If you have a laser, a detector and a good clock you can measure the distance of an object to a very precise degree. A meter is exactly defined as the distance light travels in 1/299,792,458 of a second.
There was at points in history actual physical objects which defined units like the meter, for example the International prototype metre bar but now they are defined in terms of universal constants.
There are primary standards locked away from which secondary standards (copies) are made and certified. Those copies are sent around and used to make calibration standards. All standards are traced everytime they are copied, and become a little less accurate with each copy.
1. Company makes ruler.
2. Company checks ruler against their calibration standard and passes or fails ruler.
3. Company calibration standard is sent to a Metrologist every so often. Metrologist checks company standard against their standard.
4. The metrologist standardis checked against a secondary standard.
5. The secondary standard is traced to the primary.
There could be more copies than listed in my example above but that is the general idea. The unit of length is no longer based on a physical object but rather the speed of light in a vacuum. NIST is responsible for maintaining this system.
Edit: adding a great video that is easy to follow. https://youtu.be/EufnURd1U2s
Rulers, in particular, are “accurate enough” for their use. Many wooden rulers are stamped with the lines and numbers, so a few careful measurements are copied over and over. The piece of wood is “about a foot”. Plastic rulers, again are measured when their extruder template is made and the metal form is “accurate enough” when used to make the final product.
Tl;dr – most every day measuring devices are not exact, but they are good enough.

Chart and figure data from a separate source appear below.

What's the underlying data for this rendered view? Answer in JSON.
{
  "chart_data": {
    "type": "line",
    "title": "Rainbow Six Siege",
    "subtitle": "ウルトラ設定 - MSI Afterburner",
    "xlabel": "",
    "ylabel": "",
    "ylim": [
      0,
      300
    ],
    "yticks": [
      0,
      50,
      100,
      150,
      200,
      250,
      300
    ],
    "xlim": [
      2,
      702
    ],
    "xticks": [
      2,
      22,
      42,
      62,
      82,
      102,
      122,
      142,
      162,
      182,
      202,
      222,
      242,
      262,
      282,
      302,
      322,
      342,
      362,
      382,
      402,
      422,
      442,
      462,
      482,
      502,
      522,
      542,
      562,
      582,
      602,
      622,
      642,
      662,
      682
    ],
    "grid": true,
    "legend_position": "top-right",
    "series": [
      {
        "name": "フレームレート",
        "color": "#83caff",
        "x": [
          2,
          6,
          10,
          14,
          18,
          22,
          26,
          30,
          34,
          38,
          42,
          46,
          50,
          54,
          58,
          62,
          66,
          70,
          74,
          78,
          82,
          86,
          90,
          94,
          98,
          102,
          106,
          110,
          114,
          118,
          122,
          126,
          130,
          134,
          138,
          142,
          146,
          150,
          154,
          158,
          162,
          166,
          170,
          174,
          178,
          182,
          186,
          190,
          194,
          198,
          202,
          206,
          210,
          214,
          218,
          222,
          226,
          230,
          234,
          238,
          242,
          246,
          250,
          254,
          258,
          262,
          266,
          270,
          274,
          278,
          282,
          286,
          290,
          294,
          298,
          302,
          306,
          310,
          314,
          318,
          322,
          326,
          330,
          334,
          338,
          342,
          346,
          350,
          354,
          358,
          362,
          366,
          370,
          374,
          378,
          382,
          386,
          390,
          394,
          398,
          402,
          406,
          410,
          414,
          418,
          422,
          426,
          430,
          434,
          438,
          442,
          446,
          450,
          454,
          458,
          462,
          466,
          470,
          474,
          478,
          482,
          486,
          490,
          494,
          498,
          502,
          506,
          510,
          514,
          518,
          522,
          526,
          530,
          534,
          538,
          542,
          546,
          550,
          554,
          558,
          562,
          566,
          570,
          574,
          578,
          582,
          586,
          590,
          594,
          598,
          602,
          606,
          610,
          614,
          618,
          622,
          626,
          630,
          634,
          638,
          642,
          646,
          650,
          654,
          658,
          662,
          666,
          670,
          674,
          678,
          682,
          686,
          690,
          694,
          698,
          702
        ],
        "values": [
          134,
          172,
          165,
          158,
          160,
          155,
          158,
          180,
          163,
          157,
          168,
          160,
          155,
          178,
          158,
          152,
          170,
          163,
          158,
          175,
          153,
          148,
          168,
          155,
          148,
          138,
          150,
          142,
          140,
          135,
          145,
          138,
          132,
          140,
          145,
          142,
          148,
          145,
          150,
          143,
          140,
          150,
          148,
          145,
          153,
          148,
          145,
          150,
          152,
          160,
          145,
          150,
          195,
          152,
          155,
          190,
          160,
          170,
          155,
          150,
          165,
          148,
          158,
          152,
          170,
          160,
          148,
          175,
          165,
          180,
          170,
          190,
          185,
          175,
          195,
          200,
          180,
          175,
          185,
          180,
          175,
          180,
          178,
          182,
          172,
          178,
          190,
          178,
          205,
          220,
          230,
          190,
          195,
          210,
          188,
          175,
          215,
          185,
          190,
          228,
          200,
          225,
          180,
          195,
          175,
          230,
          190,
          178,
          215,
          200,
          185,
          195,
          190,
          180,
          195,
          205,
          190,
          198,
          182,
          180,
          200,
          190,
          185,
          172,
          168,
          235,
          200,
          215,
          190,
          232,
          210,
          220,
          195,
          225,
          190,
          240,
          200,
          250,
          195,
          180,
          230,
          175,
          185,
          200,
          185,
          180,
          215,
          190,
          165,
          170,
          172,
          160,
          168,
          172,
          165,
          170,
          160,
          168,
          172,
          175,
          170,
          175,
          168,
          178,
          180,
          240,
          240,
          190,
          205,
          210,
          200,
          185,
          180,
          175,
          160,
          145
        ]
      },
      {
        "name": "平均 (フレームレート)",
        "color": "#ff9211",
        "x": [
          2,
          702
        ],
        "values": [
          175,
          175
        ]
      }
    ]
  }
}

There **is** a standard bar that’s 1 meter long. It’s kept in Paris and high precision copies of it were distributed to government’s weights and measures departments around the world and from then copies were made and distributed internally to local offices and from there manufacturers bought copies for making and calibrating their own products.
The same goes for the kilogram.
These master copies are, presumably, extremely expensive as they are ultra high precision cut pieces of platinum, silver and palladium – intended to be as chemically inert as possible and fairly stable in length across a modest temperature range. These are a real “buy it for life” item.
Although the master copies are no longer technically the formal yardstick (literally), a while ago the meter was formally redefined as the distance light travels in a vacuum in a set time, because this is fixed and we can measure time more precisely than distance. The kilo has been/is in the process of being redefined also in terms of measurable fundamental units/properties, but that’s taken a bit longer to get to work/prove.
When a ruler is made, you check it against a ruler that you know is more accurate than the ruler you’re making.
In turn, when that ruler was made it was checked against another ruler that was known to be more accurate.
… repeat a bunch of times …
So, where does this end? Well, there are a handful of laboratories around the world that have the ability to make a very accurate ruler. This is done with a science experiment. The official definition of a meter is:
“The metre is the length of the path travelled by light in vacuum during a time interval of 1/299 792 458 of a second.”
(Note that other units of length, such as inches, are now defined based on the length of a meter, so it always ends up with that definition of a meter).
But, to do that the laboratory needs to be able to time a fraction of a second very accurately. Just like rulers, clocks are compared against more and more accurate clocks. And, just like the meter, the official definition of a second is based on a science experiment:
The second is “the duration of 9,192,631,770 periods of the radiation corresponding to the transition between the two hyperfine levels of the ground state of the caesium-133 atom” (at a temperature of 0 K)
Translating that into ELI5: If you take this material and do complicated stuff to it, it gives off microwaves. You can measure the frequency of those microwaves – i.e. how many waves there are per second. This is exactly 9,192,631,770, so if you get a different number then your clock is wrong and you need to adjust your clock until you get the right number.
The manufacturer will have a “standard” which is usually an object made of a stable metal that corresponds to the measurement they are trying to reproduce, and those standards are accurate copies of another standard, and so on and so forth, traced back to a single object that sets the standard for everyone. They then use those standards to check the accuracy of their product.
Official measurements are defined using actual physical items. Like there’s a one-kilogram metallic weight at some university (likely in the UK) that is the definition of a kilogram. I believe wavelengths of light are used to define distances. But those are really only useful in scientific situations (where they likely use lasers or other means to measure stuff anyway). The rulers and tape measures you use at home or school are just “close enough”. If you grab a tape measure from two different manufacturer, they will likely get out of sync the further along you go. After 25 feet, they might be off by 1/16 of an inch, for instance. Again, it’s close enough for daily use.